Nearly everyone, would be my guess. The ISRG is the non-profit behind LetsEncrypt.

[-] ssm@lemmy.sdf.org 6 points 4 months ago* (last edited 4 months ago)

Well, yes. Except for the fact that advertisers now have an excuse to try more invasive things to get to their data

C'mon, just take the roofie and we promise we won't try anything more forceful, little consumer... We promise we'll stop if you give us just this little bit...

[-] Ephera@lemmy.ml 6 points 4 months ago

You can liken it to rape all you want, it is very much reality. I'd even go farther, that under capitalism advertisers don't just have an excuse but an obligation to rape you, if there is no other cost-effective method to get the data their stakeholders want.

[-] ikidd@lemmy.world 2 points 4 months ago

I have defended Mozilla for years, because we can't let Chrome become the only browser engine available.

But goddam, it's getting hard to be enthusiastic about it. This is starting to get like voting for the genocidial dementia patient because at least he isn't the megalomaniac pedophile.

[-] mryessir@lemmy.sdf.org 2 points 4 months ago* (last edited 4 months ago)

YOU BUILT THE FUCKING THING. Just turn it off and go away. Tada, we now have something better: no privacy-violating data at all.

Who's forcing you to make advertisers happy? Don't answer that, because I don't care. You can't pretend to be about privacy and then build things that help advertisers violate it.
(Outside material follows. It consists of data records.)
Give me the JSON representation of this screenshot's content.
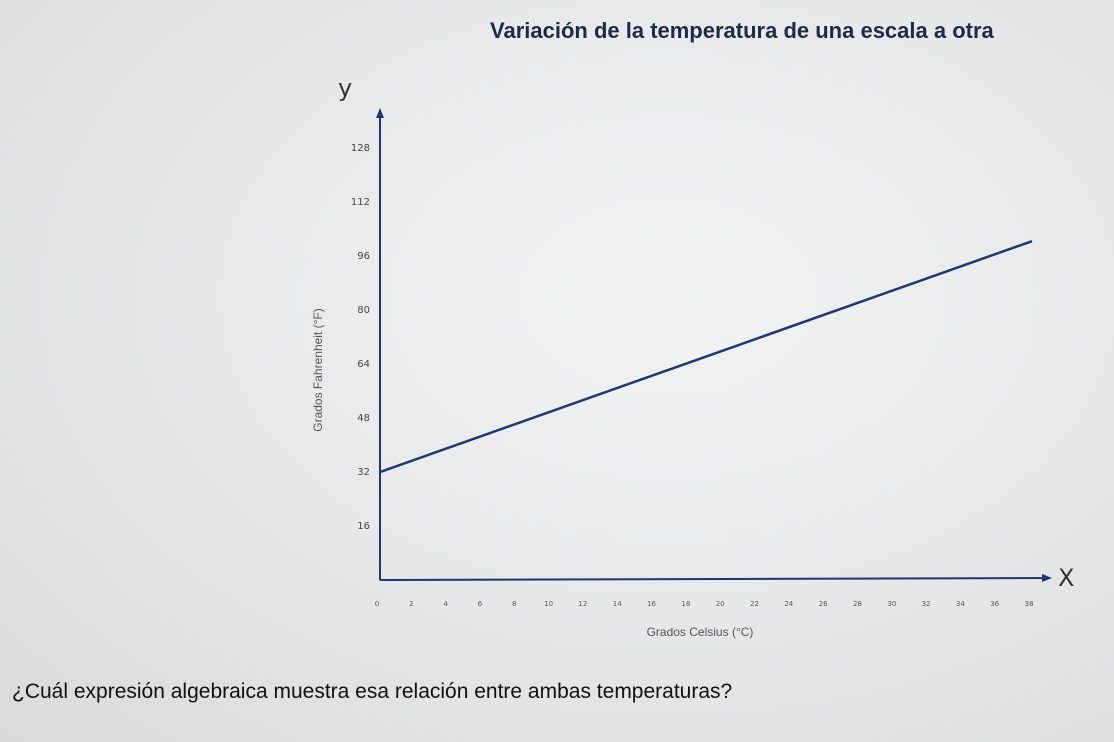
{
  "chart_data": {
    "type": "line",
    "title": "Variación de la temperatura de una escala a otra",
    "xlabel": "Grados Celsius (°C)",
    "ylabel": "Grados Fahrenheit (°F)",
    "x_axis_letter": "X",
    "y_axis_letter": "y",
    "xlim": [
      0,
      38
    ],
    "ylim": [
      0,
      128
    ],
    "xticks": [
      0,
      2,
      4,
      6,
      8,
      10,
      12,
      14,
      16,
      18,
      20,
      22,
      24,
      26,
      28,
      30,
      32,
      34,
      36,
      38
    ],
    "yticks": [
      16,
      32,
      48,
      64,
      80,
      96,
      112,
      128
    ],
    "grid": false,
    "series": [
      {
        "x": [
          0,
          38
        ],
        "y": [
          32,
          100.4
        ],
        "color": "#1f3770"
      }
    ]
  },
  "question": "¿Cuál expresión algebraica muestra esa relación entre ambas temperaturas?"
}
While I agree that IT IS A SERIOUS CONCERN THAT AGGREGATION AND ANONYMIZATION within a single entity is a true and bad security concern you are blaming the opposition, wrongfully (imho).

The market forces advertising upon us. They step in and provide a temporarily (and not yet fully-transparent) alternative. And they are aware of said risk but still chiming in.

Their feature is adopting current practices but try to find common ground. They do not enrich this data but anonymize it fully (apparently).

The next iteration shall not include distributing this since it would strengthen advertisers I suppose. So your warning is fair but it appears to be hard to find practical common ground.

I think their intention is awesome. Enable 80% of collecting demands and open up a discourse about what should have been done beforehand (the intrusive data collection).

I once again prompt: Americans should be so fk proud of Mozilla. Inspect, Disrupt or Adapt and Be Open for Discussion.

I have no idea what I am talking about, though.